Table des matières
Pour la première fois, Amazon a dévoilé des données sur la consommation d’eau de ses centres de données, révélant des performances nettement supérieures à celles de ses concurrents. Dans un contexte où la préservation de l’eau est cruciale, l’entreprise met en avant ses innovations et projets visant à réduire son impact environnemental.
L’essentiel à retenir
Amazon utilise principalement le « refroidissement par air libre » pour ses centres de données, une méthode qui exploite l’air extérieur pour maintenir des températures optimales. Cette technique est utilisée 90 % du temps, limitant ainsi la nécessité d’un refroidissement par évaporation, qui consomme davantage d’eau.

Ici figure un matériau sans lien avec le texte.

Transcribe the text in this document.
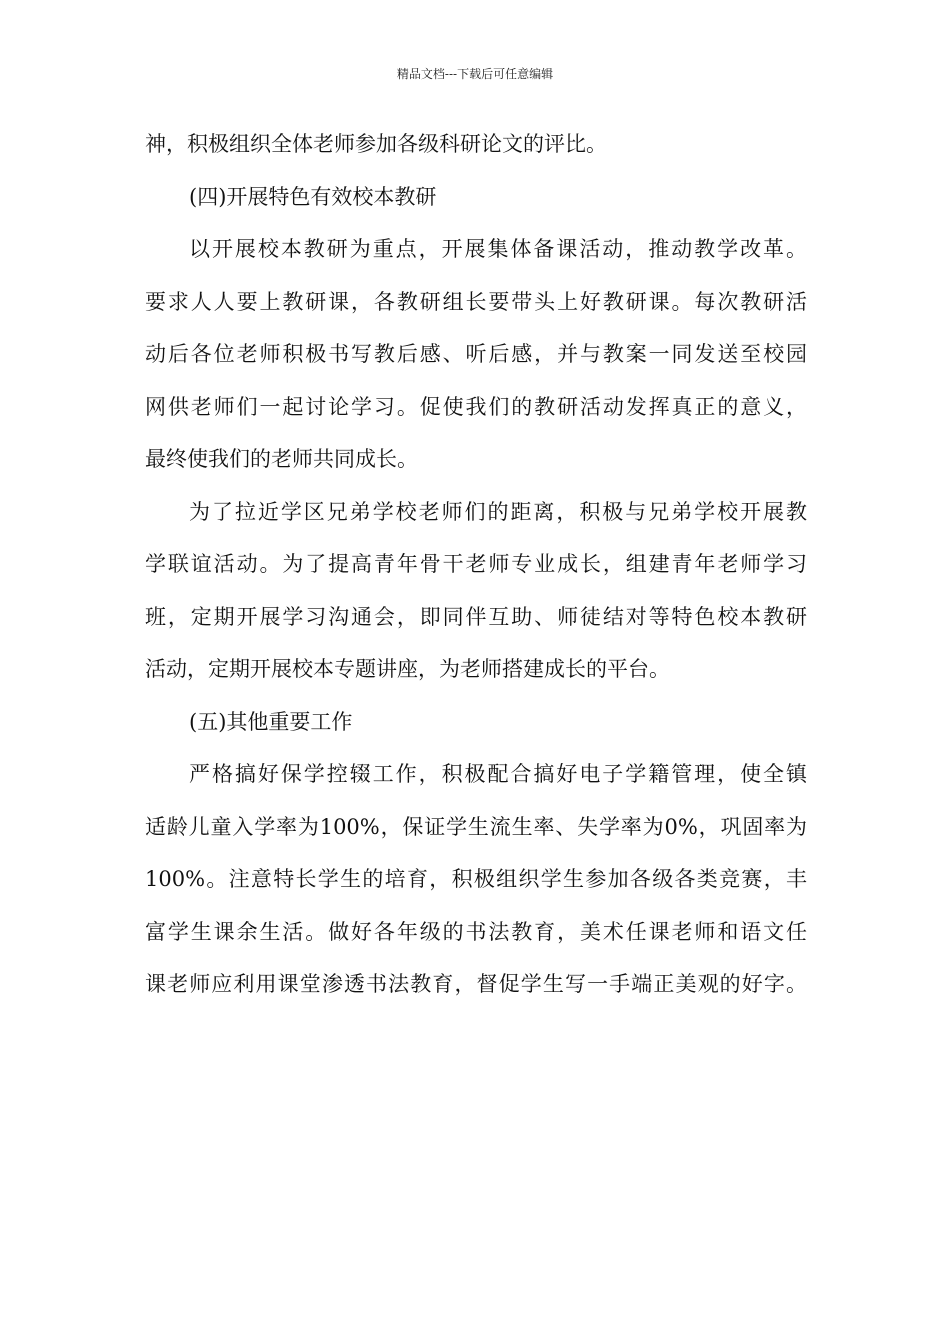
精品文档---下载后可任意编辑
神，积极组织全体老师参加各级科研论文的评比。
(四)开展特色有效校本教研
以开展校本教研为重点，开展集体备课活动，推动教学改革。
要求人人要上教研课，各教研组长要带头上好教研课。每次教研活
动后各位老师积极书写教后感、听后感，并与教案一同发送至校园
网供老师们一起讨论学习。促使我们的教研活动发挥真正的意义，
最终使我们的老师共同成长。
为了拉近学区兄弟学校老师们的距离，积极与兄弟学校开展教
学联谊活动。为了提高青年骨干老师专业成长，组建青年老师学习
班，定期开展学习沟通会，即同伴互助、师徒结对等特色校本教研
活动，定期开展校本专题讲座，为老师搭建成长的平台。
(五)其他重要工作
严格搞好保学控辍工作，积极配合搞好电子学籍管理，使全镇
适龄儿童入学率为100%，保证学生流生率、失学率为0%，巩固率为
100%。注意特长学生的培育，积极组织学生参加各级各类竞赛，丰
富学生课余生活。做好各年级的书法教育，美术任课老师和语文任
课老师应利用课堂渗透书法教育，督促学生写一手端正美观的好字。
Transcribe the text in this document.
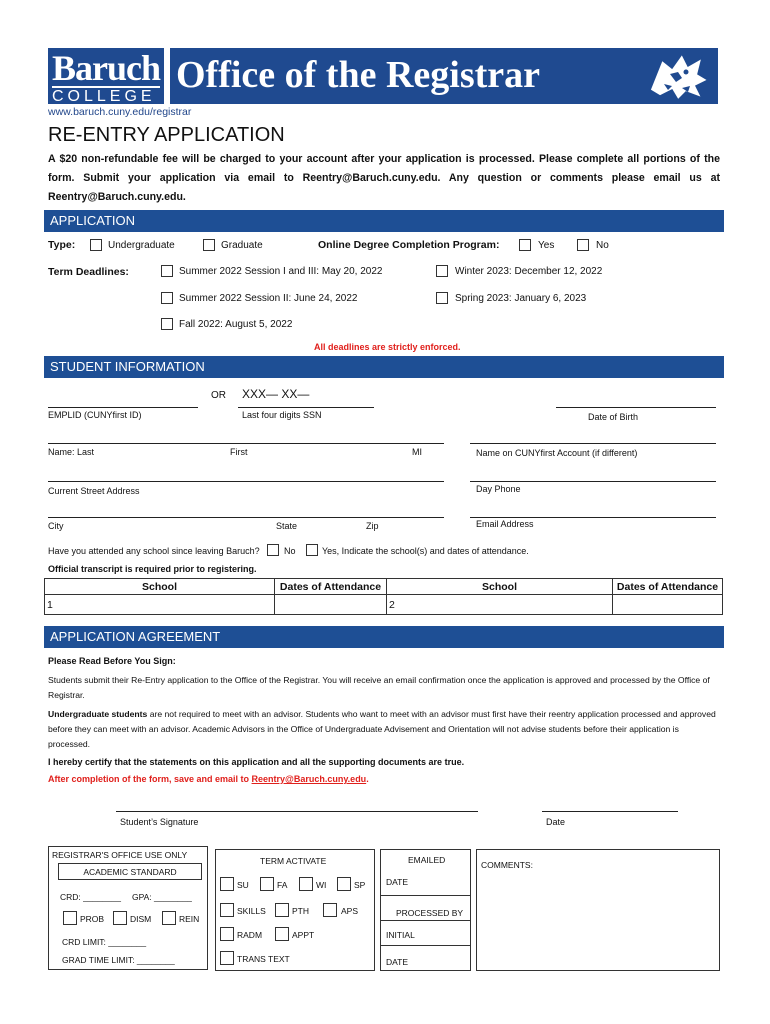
Baruch
COLLEGE
Office of the Registrar
www.baruch.cuny.edu/registrar
RE-ENTRY APPLICATION
A $20 non-refundable fee will be charged to your account after your application is processed. Please complete all portions of the form. Submit your application via email to Reentry@Baruch.cuny.edu. Any question or comments please email us at Reentry@Baruch.cuny.edu.
APPLICATION
Type:	Undergraduate	Graduate	Online Degree Completion Program:	Yes	No
Term Deadlines:	Summer 2022 Session I and III: May 20, 2022	Winter 2023: December 12, 2022
Summer 2022 Session II: June 24, 2022	Spring 2023: January 6, 2023
Fall 2022: August 5, 2022
All deadlines are strictly enforced.
STUDENT INFORMATION
OR XXX— XX—
EMPLID (CUNYfirst ID)	Last four digits SSN	Date of Birth
Name: Last	First	MI	Name on CUNYfirst Account (if different)
Current Street Address	Day Phone
City	State	Zip	Email Address
Have you attended any school since leaving Baruch?	No	Yes, Indicate the school(s) and dates of attendance.
Official transcript is required prior to registering.
School	Dates of Attendance	School	Dates of Attendance
1		2	
APPLICATION AGREEMENT
Please Read Before You Sign:
Students submit their Re-Entry application to the Office of the Registrar. You will receive an email confirmation once the application is approved and processed by the Office of Registrar.
Undergraduate students are not required to meet with an advisor. Students who want to meet with an advisor must first have their reentry application processed and approved before they can meet with an advisor. Academic Advisors in the Office of Undergraduate Advisement and Orientation will not advise students before their application is processed.
I hereby certify that the statements on this application and all the supporting documents are true.
After completion of the form, save and email to Reentry@Baruch.cuny.edu.
Student’s Signature	Date
REGISTRAR'S OFFICE USE ONLY
ACADEMIC STANDARD
CRD: ________ GPA: ________
PROB	DISM	REIN
CRD LIMIT: ________
GRAD TIME LIMIT: ________
TERM ACTIVATE
SU	FA	WI	SP
SKILLS	PTH	APS
RADM	APPT
TRANS TEXT
EMAILED
DATE
PROCESSED BY
INITIAL
DATE
COMMENTS:
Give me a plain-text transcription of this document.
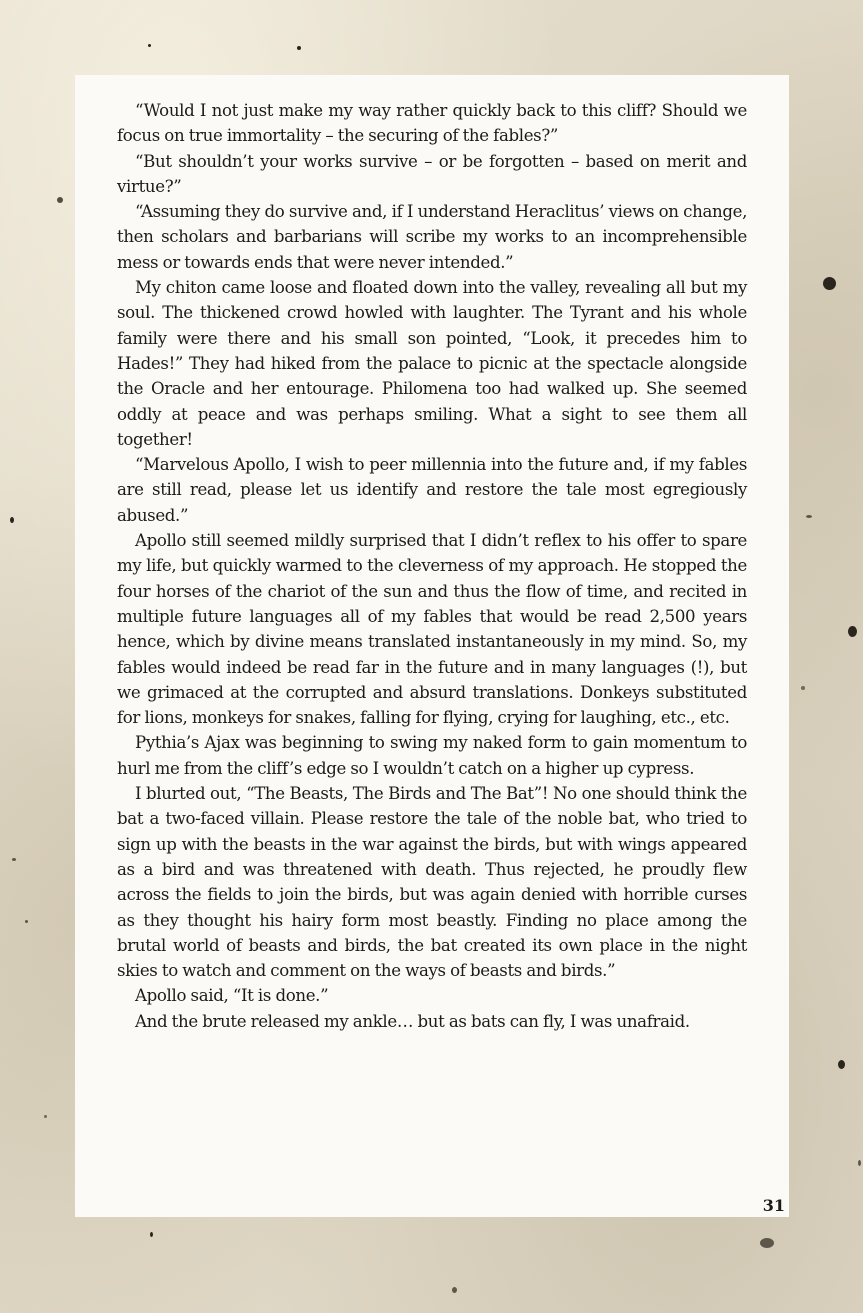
“Would I not just make my way rather quickly back to this cliff? Should we focus on true immortality – the securing of the fables?”

“But shouldn’t your works survive – or be forgotten – based on merit and virtue?”

“Assuming they do survive and, if I understand Heraclitus’ views on change, then scholars and barbarians will scribe my works to an incomprehensible mess or towards ends that were never intended.”

My chiton came loose and floated down into the valley, revealing all but my soul. The thickened crowd howled with laughter. The Tyrant and his whole family were there and his small son pointed, “Look, it precedes him to Hades!” They had hiked from the palace to picnic at the spectacle alongside the Oracle and her entourage. Philomena too had walked up. She seemed oddly at peace and was perhaps smiling. What a sight to see them all together!

“Marvelous Apollo, I wish to peer millennia into the future and, if my fables are still read, please let us identify and restore the tale most egregiously abused.”

Apollo still seemed mildly surprised that I didn’t reflex to his offer to spare my life, but quickly warmed to the cleverness of my approach. He stopped the four horses of the chariot of the sun and thus the flow of time, and recited in multiple future languages all of my fables that would be read 2,500 years hence, which by divine means translated instantaneously in my mind. So, my fables would indeed be read far in the future and in many languages (!), but we grimaced at the corrupted and absurd translations. Donkeys substituted for lions, monkeys for snakes, falling for flying, crying for laughing, etc., etc.

Pythia’s Ajax was beginning to swing my naked form to gain momentum to hurl me from the cliff’s edge so I wouldn’t catch on a higher up cypress.

I blurted out, “The Beasts, The Birds and The Bat”! No one should think the bat a two-faced villain. Please restore the tale of the noble bat, who tried to sign up with the beasts in the war against the birds, but with wings appeared as a bird and was threatened with death. Thus rejected, he proudly flew across the fields to join the birds, but was again denied with horrible curses as they thought his hairy form most beastly. Finding no place among the brutal world of beasts and birds, the bat created its own place in the night skies to watch and comment on the ways of beasts and birds.”

Apollo said, “It is done.”

And the brute released my ankle… but as bats can fly, I was unafraid.

31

Lors des pics de chaleur, Amazon bascule vers le refroidissement par évaporation, une méthode où l’eau est pulvérisée pour évacuer la chaleur. Comparée aux systèmes traditionnels, cette approche permet d’économiser entre 25 % et 35 % d’énergie, tout en réduisant l’empreinte hydrique.
Dans le cadre de son engagement en faveur d’une gestion durable de l’eau, Amazon a initié plus de 50 projets à travers le monde. Ces initiatives visent à restituer 5,8 milliards de litres d’eau par an aux communautés locales. Par exemple, à Hermiston, dans l’Oregon, l’eau du fleuve Columbia est stockée dans une nappe phréatique pour être utilisée en période de sécheresse.
En Espagne et au Mexique, Amazon développe des projets de réutilisation des eaux usées et de lutte contre la pollution des rivières. L’entreprise a également intégré l’utilisation d’eau recyclée dans 26 de ses installations, avec des plans pour étendre ce système à 130 autres sites.
Amazon a fixé un objectif ambitieux : atteindre un bilan hydrique positif d’ici 2030. Cela signifie que l’entreprise souhaite restituer plus d’eau qu’elle n’en consomme. En 2025, pour chaque quatre litres d’eau utilisés, trois litres étaient déjà restitués. Cette démarche est soutenue par des innovations technologiques et des collaborations locales.
Pour atteindre cet objectif, Amazon travaille sur l’optimisation des seuils de température dans ses centres de données. En augmentant ces seuils, les serveurs peuvent fonctionner efficacement à des températures plus élevées, réduisant ainsi la consommation d’eau nécessaire pour le refroidissement. Par exemple, dans le nord de la Virginie, cette approche a permis de réduire la consommation d’eau de 42 %.
L’industrie des centres de données fait face à des défis croissants en matière de durabilité, notamment en ce qui concerne la consommation d’eau et d’énergie. Les géants de la technologie, tels qu’Amazon, Microsoft et Google, investissent massivement dans des solutions innovantes pour réduire leur impact environnemental. Ces efforts incluent l’adoption de technologies de refroidissement plus efficaces et la mise en place de projets de gestion de l’eau à l’échelle mondiale.
La pression pour une gestion durable des ressources pousse également ces entreprises à collaborer avec des organismes de recherche et des gouvernements pour développer des normes et des pratiques exemplaires. À mesure que la demande mondiale pour des services numériques augmente, le secteur est contraint de repenser ses stratégies opérationnelles pour équilibrer croissance et durabilité.